お話を聴きながら医師会とは何か、医療とは何か、病院とは何か、診療所とは何か、医師とは何かなどなど考えさせられた。開業医とは何か、勤務医とは何か。鹿児島市医師会は、いま何を目指し何をすべきか。
看護師養成の過去、現在、未来
父が小さな医院を開業したのは終戦前の昭和18年であった。医師である父と無資格の母とお手伝いさんで小さな医院がスタートした。医師の手伝いをするにも資格がいることになり、母は簡単な講習を受けて看護婦免許をもらった。お手伝いさんたちを午後や夜間に医師会が集めて開業医が講師になって始まったのが医師会立の看護学校であった。先日来院した患者さんが看護学校で父の授業を受けたことをなつかしそうに話してくれた。私も一時期講師を務めさせてもらった。若い医療人に自分の思いが伝わっていくのが楽しみであった。
その後公立や私立の看護師養成施設が多数出来て、医師会立看護学校の役割が終わった。
臨床検査の過去、現在、未来
父は内科医であったが、生化学教室で研究していたことがあったため、生化学検査なども自分で行っていた。民間の検査センターができてからは検体を出すだけで結果が出るようになった。しかし臨床所見と検査結果が一致しないことがあり、民間の検査センターの精度が問題になった。臨床検査は精度が生命である。精度の高い検査センターを医師会で造ろう、この医師会員の思いが形になったのが鹿児島市医師会臨床検査センターである。今でも高い精度を誇っている。
医師会の精度を目標に民間の検査センターの精度も格段に向上してきた。医師会員で民間の検査センターを利用する人も出てきた。数10年後までには医師会検査センターもその役割を終えるのではなかろうか。
診療所、病院の過去、現在、未来
戦争が終り、出征していた軍医さんたちが復員してこられた。鹿児島市に開業医が多かったのは鹿児島市出身の軍医が多かったのもその理由の一つであろう。個々の診療所ではできないことを協力して行なうための核になる病院をつくりたい。この思いが結実したのが鹿児島市医師会病院である。病診連携、病々連携の核となって医療の向上に貢献している。

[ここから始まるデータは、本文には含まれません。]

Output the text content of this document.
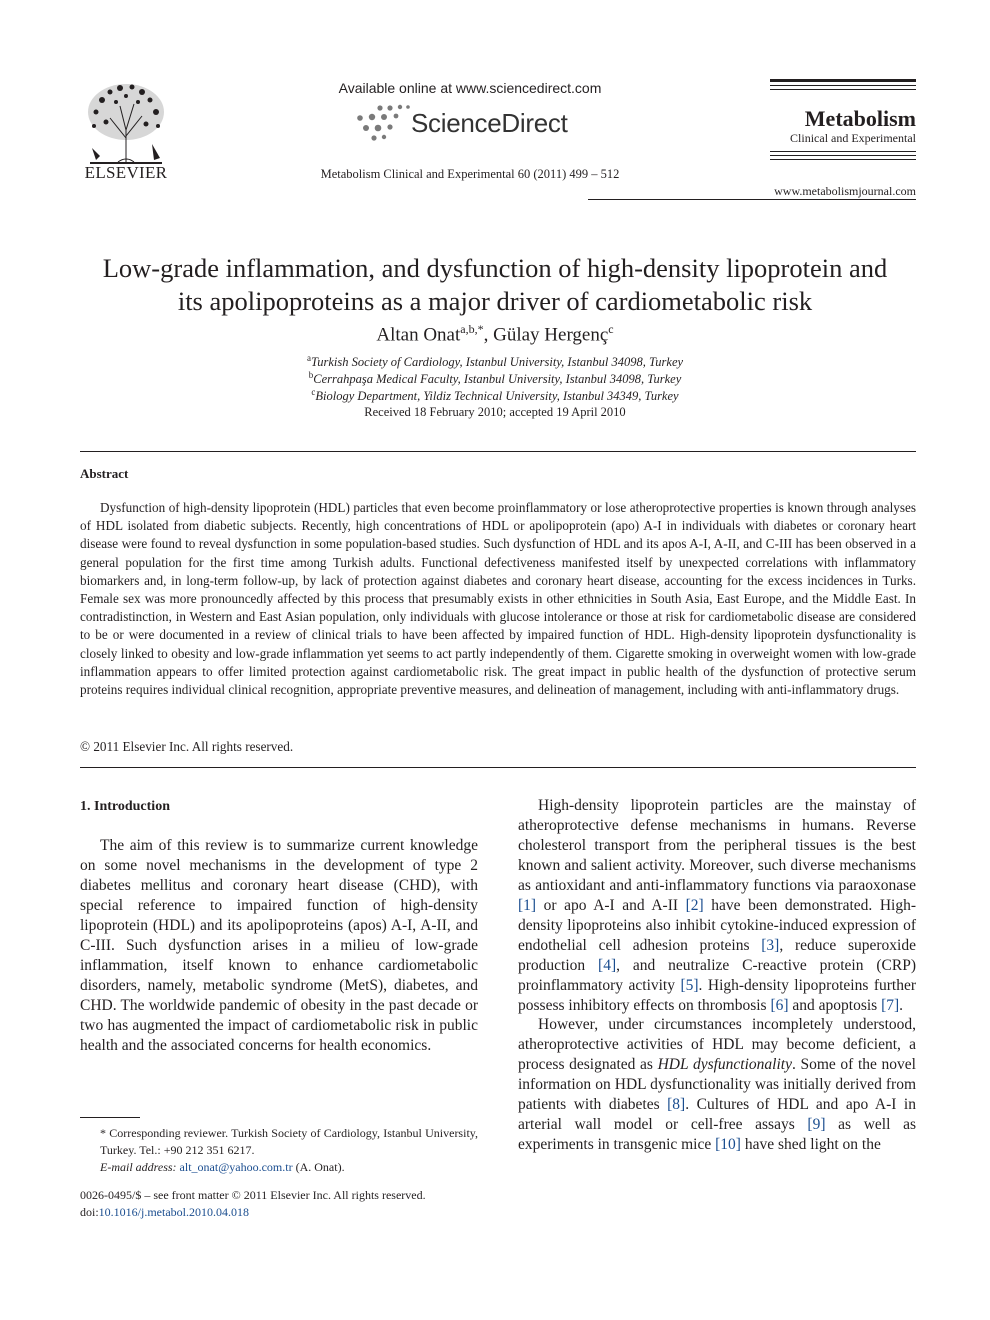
ELSEVIER
Available online at www.sciencedirect.com
ScienceDirect
Metabolism Clinical and Experimental 60 (2011) 499 – 512
Metabolism
Clinical and Experimental
www.metabolismjournal.com
Low-grade inflammation, and dysfunction of high-density lipoprotein and
its apolipoproteins as a major driver of cardiometabolic risk
Altan Onat$^{a,b,*}$, Gülay Hergenç$^c$
$^a$Turkish Society of Cardiology, Istanbul University, Istanbul 34098, Turkey
$^b$Cerrahpaşa Medical Faculty, Istanbul University, Istanbul 34098, Turkey
$^c$Biology Department, Yildiz Technical University, Istanbul 34349, Turkey
Received 18 February 2010; accepted 19 April 2010
Abstract
Dysfunction of high-density lipoprotein (HDL) particles that even become proinflammatory or lose atheroprotective properties is known through analyses of HDL isolated from diabetic subjects. Recently, high concentrations of HDL or apolipoprotein (apo) A-I in individuals with diabetes or coronary heart disease were found to reveal dysfunction in some population-based studies. Such dysfunction of HDL and its apos A-I, A-II, and C-III has been observed in a general population for the first time among Turkish adults. Functional defectiveness manifested itself by unexpected correlations with inflammatory biomarkers and, in long-term follow-up, by lack of protection against diabetes and coronary heart disease, accounting for the excess incidences in Turks. Female sex was more pronouncedly affected by this process that presumably exists in other ethnicities in South Asia, East Europe, and the Middle East. In contradistinction, in Western and East Asian population, only individuals with glucose intolerance or those at risk for cardiometabolic disease are considered to be or were documented in a review of clinical trials to have been affected by impaired function of HDL. High-density lipoprotein dysfunctionality is closely linked to obesity and low-grade inflammation yet seems to act partly independently of them. Cigarette smoking in overweight women with low-grade inflammation appears to offer limited protection against cardiometabolic risk. The great impact in public health of the dysfunction of protective serum proteins requires individual clinical recognition, appropriate preventive measures, and delineation of management, including with anti-inflammatory drugs.
© 2011 Elsevier Inc. All rights reserved.
1. Introduction

The aim of this review is to summarize current knowledge on some novel mechanisms in the development of type 2 diabetes mellitus and coronary heart disease (CHD), with special reference to impaired function of high-density lipoprotein (HDL) and its apolipoproteins (apos) A-I, A-II, and C-III. Such dysfunction arises in a milieu of low-grade inflammation, itself known to enhance cardiometabolic disorders, namely, metabolic syndrome (MetS), diabetes, and CHD. The worldwide pandemic of obesity in the past decade or two has augmented the impact of cardiometabolic risk in public health and the associated concerns for health economics.

High-density lipoprotein particles are the mainstay of atheroprotective defense mechanisms in humans. Reverse cholesterol transport from the peripheral tissues is the best known and salient activity. Moreover, such diverse mechanisms as antioxidant and anti-inflammatory functions via paraoxonase [1] or apo A-I and A-II [2] have been demonstrated. High-density lipoproteins also inhibit cytokine-induced expression of endothelial cell adhesion proteins [3], reduce superoxide production [4], and neutralize C-reactive protein (CRP) proinflammatory activity [5]. High-density lipoproteins further possess inhibitory effects on thrombosis [6] and apoptosis [7].

However, under circumstances incompletely understood, atheroprotective activities of HDL may become deficient, a process designated as HDL dysfunctionality. Some of the novel information on HDL dysfunctionality was initially derived from patients with diabetes [8]. Cultures of HDL and apo A-I in arterial wall model or cell-free assays [9] as well as experiments in transgenic mice [10] have shed light on the

* Corresponding reviewer. Turkish Society of Cardiology, Istanbul University, Turkey. Tel.: +90 212 351 6217.
E-mail address: alt_onat@yahoo.com.tr (A. Onat).
0026-0495/$ – see front matter © 2011 Elsevier Inc. All rights reserved.
doi:10.1016/j.metabol.2010.04.018
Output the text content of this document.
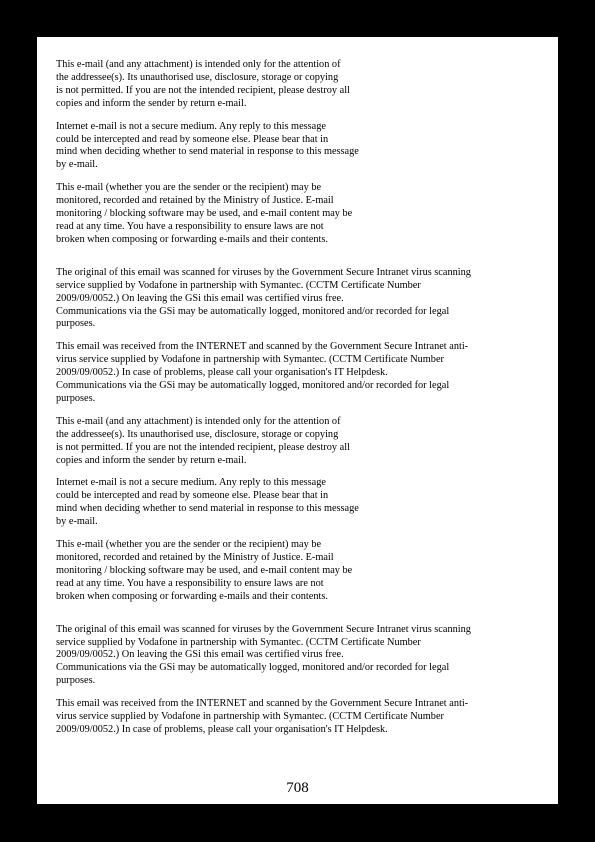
This e-mail (and any attachment) is intended only for the attention of
the addressee(s). Its unauthorised use, disclosure, storage or copying
is not permitted. If you are not the intended recipient, please destroy all
copies and inform the sender by return e-mail.

Internet e-mail is not a secure medium. Any reply to this message
could be intercepted and read by someone else. Please bear that in
mind when deciding whether to send material in response to this message
by e-mail.

This e-mail (whether you are the sender or the recipient) may be
monitored, recorded and retained by the Ministry of Justice. E-mail
monitoring / blocking software may be used, and e-mail content may be
read at any time. You have a responsibility to ensure laws are not
broken when composing or forwarding e-mails and their contents.

The original of this email was scanned for viruses by the Government Secure Intranet virus scanning
service supplied by Vodafone in partnership with Symantec. (CCTM Certificate Number
2009/09/0052.) On leaving the GSi this email was certified virus free.
Communications via the GSi may be automatically logged, monitored and/or recorded for legal
purposes.

This email was received from the INTERNET and scanned by the Government Secure Intranet anti-
virus service supplied by Vodafone in partnership with Symantec. (CCTM Certificate Number
2009/09/0052.) In case of problems, please call your organisation's IT Helpdesk.
Communications via the GSi may be automatically logged, monitored and/or recorded for legal
purposes.

This e-mail (and any attachment) is intended only for the attention of
the addressee(s). Its unauthorised use, disclosure, storage or copying
is not permitted. If you are not the intended recipient, please destroy all
copies and inform the sender by return e-mail.

Internet e-mail is not a secure medium. Any reply to this message
could be intercepted and read by someone else. Please bear that in
mind when deciding whether to send material in response to this message
by e-mail.

This e-mail (whether you are the sender or the recipient) may be
monitored, recorded and retained by the Ministry of Justice. E-mail
monitoring / blocking software may be used, and e-mail content may be
read at any time. You have a responsibility to ensure laws are not
broken when composing or forwarding e-mails and their contents.

The original of this email was scanned for viruses by the Government Secure Intranet virus scanning
service supplied by Vodafone in partnership with Symantec. (CCTM Certificate Number
2009/09/0052.) On leaving the GSi this email was certified virus free.
Communications via the GSi may be automatically logged, monitored and/or recorded for legal
purposes.

This email was received from the INTERNET and scanned by the Government Secure Intranet anti-
virus service supplied by Vodafone in partnership with Symantec. (CCTM Certificate Number
2009/09/0052.) In case of problems, please call your organisation's IT Helpdesk.

708
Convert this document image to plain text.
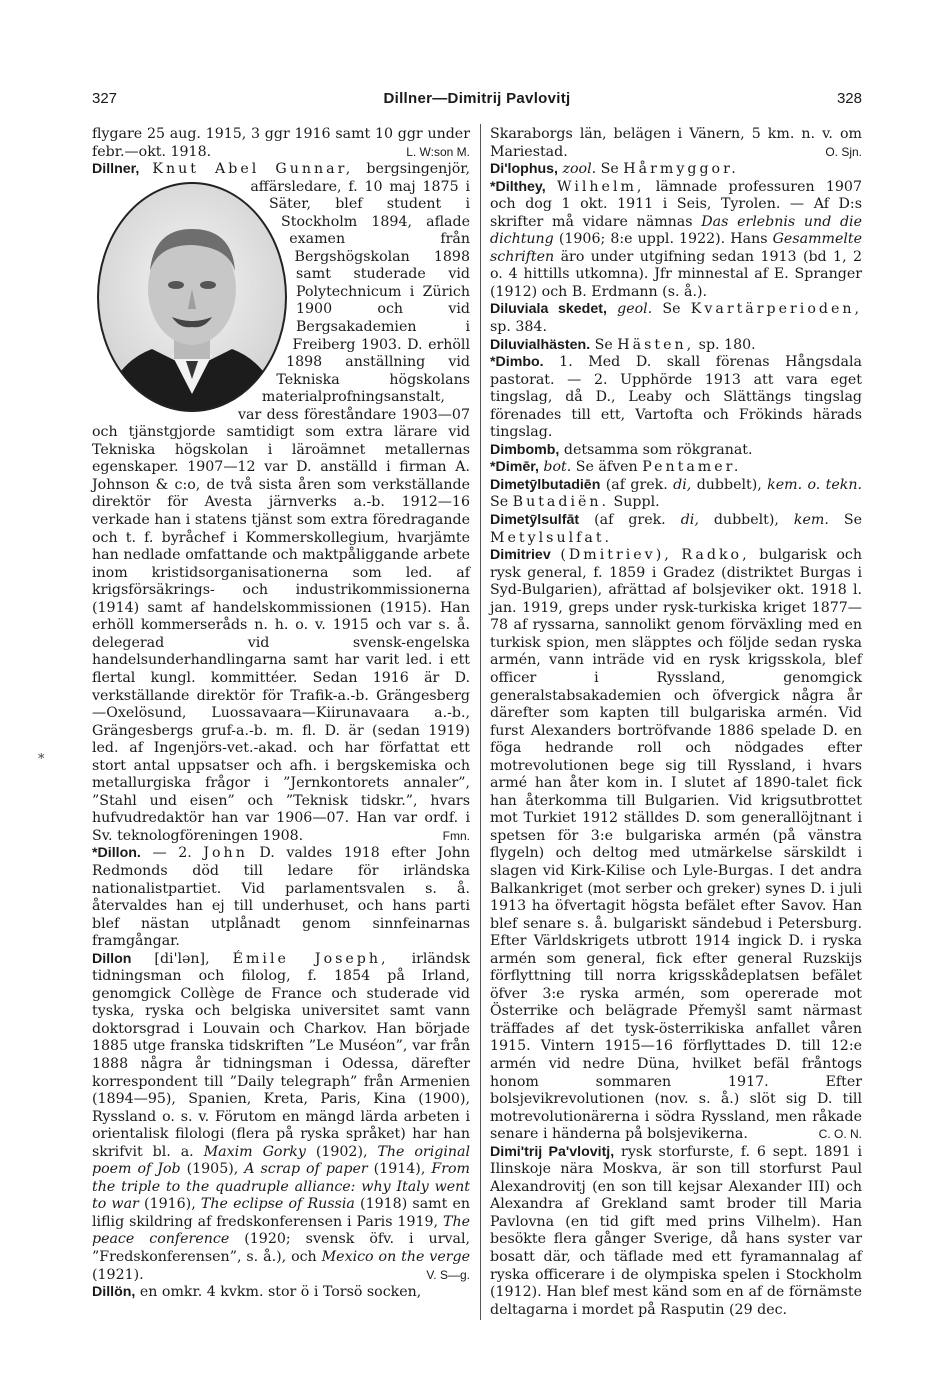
327	Dillner—Dimitrij Pavlovitj	328
*

flygare 25 aug. 1915, 3 ggr 1916 samt 10 ggr under febr.—okt. 1918.	L. W:son M.

Dillner, Knut Abel Gunnar, bergsingenjör, affärsledare, f. 10 maj 1875 i Säter, blef student i Stockholm 1894, aflade examen från Bergshögskolan 1898 samt studerade vid Polytechnicum i Zürich 1900 och vid Bergsakademien i Freiberg 1903. D. erhöll 1898 anställning vid Tekniska högskolans materialprofningsanstalt, var dess föreståndare 1903—07 och tjänstgjorde samtidigt som extra lärare vid Tekniska högskolan i läroämnet metallernas egenskaper. 1907—12 var D. anställd i firman A. Johnson & c:o, de två sista åren som verkställande direktör för Avesta järnverks a.-b. 1912—16 verkade han i statens tjänst som extra föredragande och t. f. byråchef i Kommerskollegium, hvarjämte han nedlade omfattande och maktpåliggande arbete inom kristidsorganisationerna som led. af krigsförsäkrings- och industrikommissionerna (1914) samt af handelskommissionen (1915). Han erhöll kommerseråds n. h. o. v. 1915 och var s. å. delegerad vid svensk-engelska handelsunderhandlingarna samt har varit led. i ett flertal kungl. kommittéer. Sedan 1916 är D. verkställande direktör för Trafik-a.-b. Grängesberg—Oxelösund, Luossavaara—Kiirunavaara a.-b., Grängesbergs gruf-a.-b. m. fl. D. är (sedan 1919) led. af Ingenjörs-vet.-akad. och har författat ett stort antal uppsatser och afh. i bergskemiska och metallurgiska frågor i ”Jernkontorets annaler”, ”Stahl und eisen” och ”Teknisk tidskr.”, hvars hufvudredaktör han var 1906—07. Han var ordf. i Sv. teknologföreningen 1908.	Fmn.

*Dillon. — 2. John D. valdes 1918 efter John Redmonds död till ledare för irländska nationalistpartiet. Vid parlamentsvalen s. å. återvaldes han ej till underhuset, och hans parti blef nästan utplånadt genom sinnfeinarnas framgångar.

Dillon [di'lən], Émile Joseph, irländsk tidningsman och filolog, f. 1854 på Irland, genomgick Collège de France och studerade vid tyska, ryska och belgiska universitet samt vann doktorsgrad i Louvain och Charkov. Han började 1885 utge franska tidskriften ”Le Muséon”, var från 1888 några år tidningsman i Odessa, därefter korrespondent till ”Daily telegraph” från Armenien (1894—95), Spanien, Kreta, Paris, Kina (1900), Ryssland o. s. v. Förutom en mängd lärda arbeten i orientalisk filologi (flera på ryska språket) har han skrifvit bl. a. Maxim Gorky (1902), The original poem of Job (1905), A scrap of paper (1914), From the triple to the quadruple alliance: why Italy went to war (1916), The eclipse of Russia (1918) samt en liflig skildring af fredskonferensen i Paris 1919, The peace conference (1920; svensk öfv. i urval, ”Fredskonferensen”, s. å.), och Mexico on the verge (1921).	V. S—g.

Dillön, en omkr. 4 kvkm. stor ö i Torsö socken,

Skaraborgs län, belägen i Vänern, 5 km. n. v. om Mariestad.	O. Sjn.

Di'lophus, zool. Se Hårmyggor.

*Dilthey, Wilhelm, lämnade professuren 1907 och dog 1 okt. 1911 i Seis, Tyrolen. — Af D:s skrifter må vidare nämnas Das erlebnis und die dichtung (1906; 8:e uppl. 1922). Hans Gesammelte schriften äro under utgifning sedan 1913 (bd 1, 2 o. 4 hittills utkomna). Jfr minnestal af E. Spranger (1912) och B. Erdmann (s. å.).

Diluviala skedet, geol. Se Kvartärperioden, sp. 384.

Diluvialhästen. Se Hästen, sp. 180.

*Dimbo. 1. Med D. skall förenas Hångsdala pastorat. — 2. Upphörde 1913 att vara eget tingslag, då D., Leaby och Slättängs tingslag förenades till ett, Vartofta och Frökinds härads tingslag.

Dimbomb, detsamma som rökgranat.

*Dimēr, bot. Se äfven Pentamer.

Dimetȳlbutadiēn (af grek. di, dubbelt), kem. o. tekn. Se Butadiën. Suppl.

Dimetȳlsulfāt (af grek. di, dubbelt), kem. Se Metylsulfat.

Dimitriev (Dmitriev), Radko, bulgarisk och rysk general, f. 1859 i Gradez (distriktet Burgas i Syd-Bulgarien), afrättad af bolsjeviker okt. 1918 l. jan. 1919, greps under rysk-turkiska kriget 1877—78 af ryssarna, sannolikt genom förväxling med en turkisk spion, men släpptes och följde sedan ryska armén, vann inträde vid en rysk krigsskola, blef officer i Ryssland, genomgick generalstabsakademien och öfvergick några år därefter som kapten till bulgariska armén. Vid furst Alexanders bortröfvande 1886 spelade D. en föga hedrande roll och nödgades efter motrevolutionen bege sig till Ryssland, i hvars armé han åter kom in. I slutet af 1890-talet fick han återkomma till Bulgarien. Vid krigsutbrottet mot Turkiet 1912 ställdes D. som generallöjtnant i spetsen för 3:e bulgariska armén (på vänstra flygeln) och deltog med utmärkelse särskildt i slagen vid Kirk-Kilise och Lyle-Burgas. I det andra Balkankriget (mot serber och greker) synes D. i juli 1913 ha öfvertagit högsta befälet efter Savov. Han blef senare s. å. bulgariskt sändebud i Petersburg. Efter Världskrigets utbrott 1914 ingick D. i ryska armén som general, fick efter general Ruzskijs förflyttning till norra krigsskådeplatsen befälet öfver 3:e ryska armén, som opererade mot Österrike och belägrade Přemyšl samt närmast träffades af det tysk-österrikiska anfallet våren 1915. Vintern 1915—16 förflyttades D. till 12:e armén vid nedre Düna, hvilket befäl fråntogs honom sommaren 1917. Efter bolsjevikrevolutionen (nov. s. å.) slöt sig D. till motrevolutionärerna i södra Ryssland, men råkade senare i händerna på bolsjevikerna.	C. O. N.

Dimi'trij Pa'vlovitj, rysk storfurste, f. 6 sept. 1891 i Ilinskoje nära Moskva, är son till storfurst Paul Alexandrovitj (en son till kejsar Alexander III) och Alexandra af Grekland samt broder till Maria Pavlovna (en tid gift med prins Vilhelm). Han besökte flera gånger Sverige, då hans syster var bosatt där, och täflade med ett fyramannalag af ryska officerare i de olympiska spelen i Stockholm (1912). Han blef mest känd som en af de förnämste deltagarna i mordet på Rasputin (29 dec.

鹿児島市医師会病院に先導されて、多くの病院が病々連携、病診連携に力を入れるようになってきた。数10年後には医師会病院には全体の調整役だけが残り、具体的な診療行為はすべて他の病院が行なうようになっているかもしれない。鹿児島の医療をオーケストラにたとえると、その指揮者の役が残るであろう。
老後の安心の核づくりを
医療の目的は人類を健康に永続させることであろう。医師は医療チームのリーダーである。医師会は医師の集りである。医師会が、いま何を目指し何をするかで人類の運命が決るとも言えよう。
鹿児島市医師会は医療の向上のために看護学校、検査センター、医師会病院を成功させてきた。次に医師会がやるべき事業は何か。自殺者が多発する不安の時代。鹿児島市医師会は市民の健康と安全と安心を目標に老後の安心の核づくりを先導する施設をつくったらどうであろうか。それが鹿児島市内に普及し、日本中に、さらに世界中に普及し、人類社会を健康に永続させる起点になるようなモデル事業を始めたらどうであろうか。
終り良ければすべてよし、老後の安心、病んでも安心、認知症になっても安心、最期の安心、その後も安心な地域社会づくりのモデルがドイツのベーテルにあるそうである。鹿児島市を日本のベーテルにしたいものである。
ちなみに「老後の安心の核」、「むらまちづくり」、「かけはしの宿」「鹿児島市を日本のベーテルに」、「地球的調和時代」などのキーワードで検索するとヤフーやグーグルで関連の情報がヒットする。
人の健康は心と体と気の調和。人間の健康は社会の健康、自然の健康すなわち地球の健康の中にある。